Season 5, Episode 19
Director: Kim Manners
Writer: Vince Gilligan
One of the things that makes me the happiest about watching all of The X-Files episodes is when I see Vince Gilligan has crafted the episode. Aside from a few misfires, Gilligan is, for my money, one of the best writers The X-Files has employed. His greatest strength is his ability to devise character-driven stories that rarely rely on the supernatural (or mythological) elements for which the series is famous. “Folie à Deux” is one such example in which the very sanity of Fox Mulder is effectively called into question, creating an unexpected and intense hour of television.
The episode begins with call center drone Gary Lambert telemarketing VinylRight siding when he begins to see a mysterious bug-like entity (his boss, Greg Pincus) jittering through the office. Sanity clearly questioned, he begins calling local radio stations with a manifesto, attracting the attention of the FBI due to similarities with other events at the manufacturer. Mulder and Scully are reluctant to participate, and, in fact, this variation of Mulder is aggressively tired of “monster of the week” assignments. His resentment at being assigned to this case begins to drive a wedge through his relationship with Scully, a nice touch on Gilligan’s part. When Mulder arrives on scene, Lambert finally snaps and holds co-workers hostage at gunpoint, eventually killing one he believes to be a zombie. When the FBI finally overtakes him, Mulder catches a brief glimpse of Pincus as the insect monster and begins to have doubts as to how insane the now-dead Lamber actually was.

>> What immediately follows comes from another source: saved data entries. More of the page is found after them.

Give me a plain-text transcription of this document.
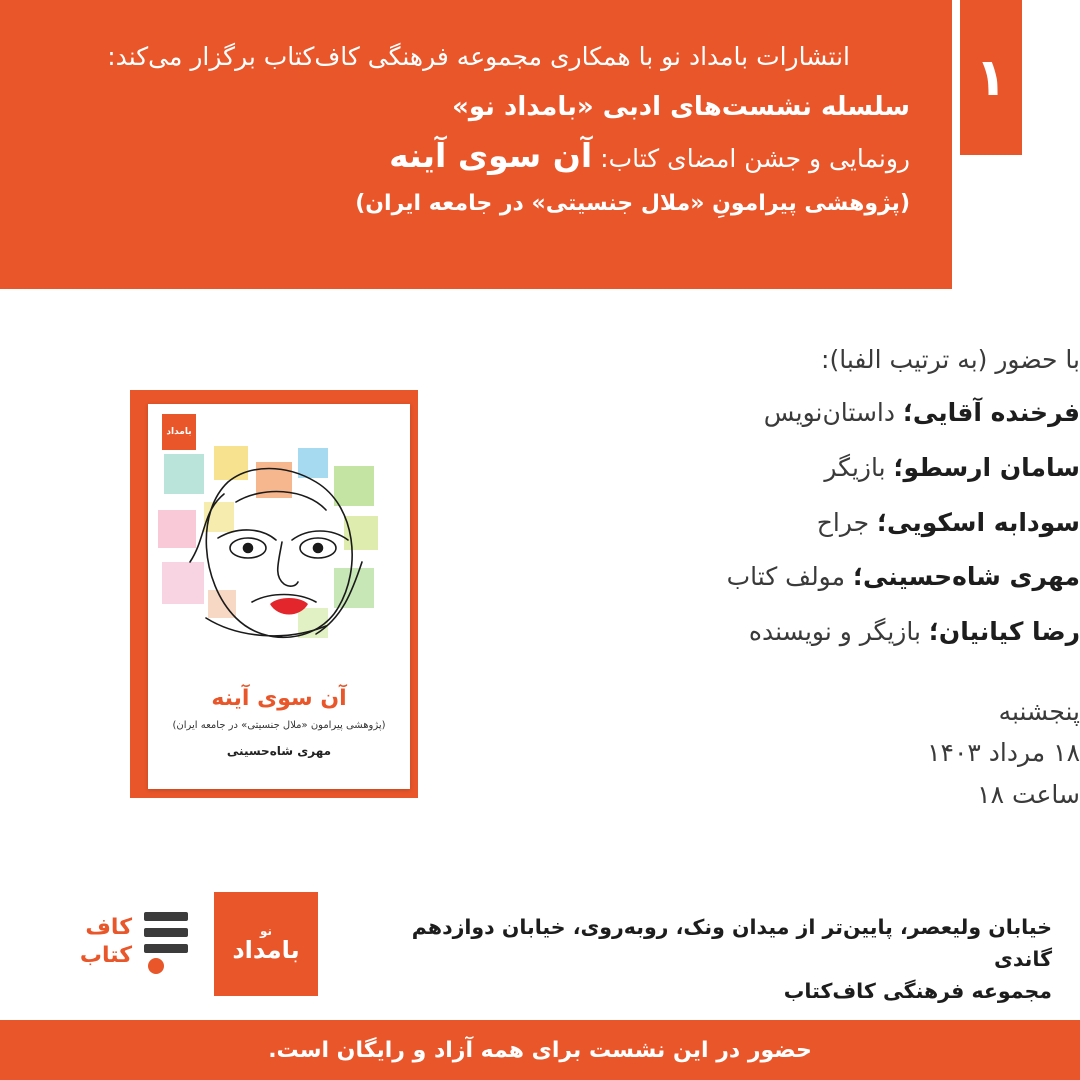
انتشارات بامداد نو با همکاری مجموعه فرهنگی کاف‌کتاب برگزار می‌کند:
سلسله نشست‌های ادبی «بامداد نو»
رونمایی و جشن امضای کتاب: آن سوی آینه
(پژوهشی پیرامونِ «ملال جنسیتی» در جامعه ایران)
۱
با حضور (به ترتیب الفبا):
فرخنده آقایی؛ داستان‌نویس
سامان ارسطو؛ بازیگر
سودابه اسکویی؛ جراح
مهری شاه‌حسینی؛ مولف کتاب
رضا کیانیان؛ بازیگر و نویسنده
پنجشنبه
۱۸ مرداد ۱۴۰۳
ساعت ۱۸
بامداد
آن سوی آینه
(پژوهشی پیرامون «ملال جنسیتی» در جامعه ایران)
مهری شاه‌حسینی
کاف
کتاب
نو
بامداد
خیابان ولیعصر، پایین‌تر از میدان ونک، روبه‌روی، خیابان دوازدهم گاندی
مجموعه فرهنگی کاف‌کتاب
حضور در این نشست برای همه آزاد و رایگان است.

Here, the ‘Folie à Deux’ shifts perspective. Initially, I expected the resolution to be tied to some kind of experiment or pathogen spread within the office. There’s even a scene where a glitter-like substance sprinkles from a vent. But Gilligan takes us in a different direction. As Mulder further explores Pincus and his ties to multiple sites of similar occurrences, he begins to suspect that Pincus is actually some sort of monster. Scully, of course, thinks Mulder is cracking and actively refuses to support his hunches, including refusing to perform an autopsy on Lambert’s shooting victim. Mulder’s actions eventually land him in the loony bin where he sees the bug version of Pincus outside his third floor window. Having determined that Pincus actually does inject some sort of substance into the spine of his victims, killing them and effectively rendering them zombies, he convinces Scully that something may be afoot with Pincus. She arrives in the hospital to see the insect creature hovered over Mulder and shoots at it, causing it to jump out of the window. The case is wrapped with Mulder cleared for duty, but the final scene of the episode shows another office, another agitated employee, and the same bug-like sounds emanating through the floor.
The brilliance of the first half of ‘Folie à Deux’ is the exploration of the American white collar office drone. Bored and unchallenged by the monotonous work, Lambert’s initial psychosis is easily understood. Who hasn’t imagined their managers as some sort of other-worldly creature? It’s kind of the rules of the game within office environments. It helps cut the monotony and keeps the mind alive. Actually evolving the manager character into a monster is an amusing touch on Gilligan’s part.
The transition from The Twilight Zone-inspired first half (its thematic first cousin of the “gremlin on the plane” episode) in which no one believes the individual who is able to see things no one else does to the questioning of Mulder’s own sanity is a thrilling shift. And, ultimately, “Folie à Deux” is simply an unnerving and vaguely scary episode. Most likely afraid of the low-quality makeup or prosthetics of the bug creature, the director films it in very low light and with jittery camera tricks, thus heightening the tension and terror of the episode. It’s always scarier when you can’t see the evil – even if the evil is your office manager.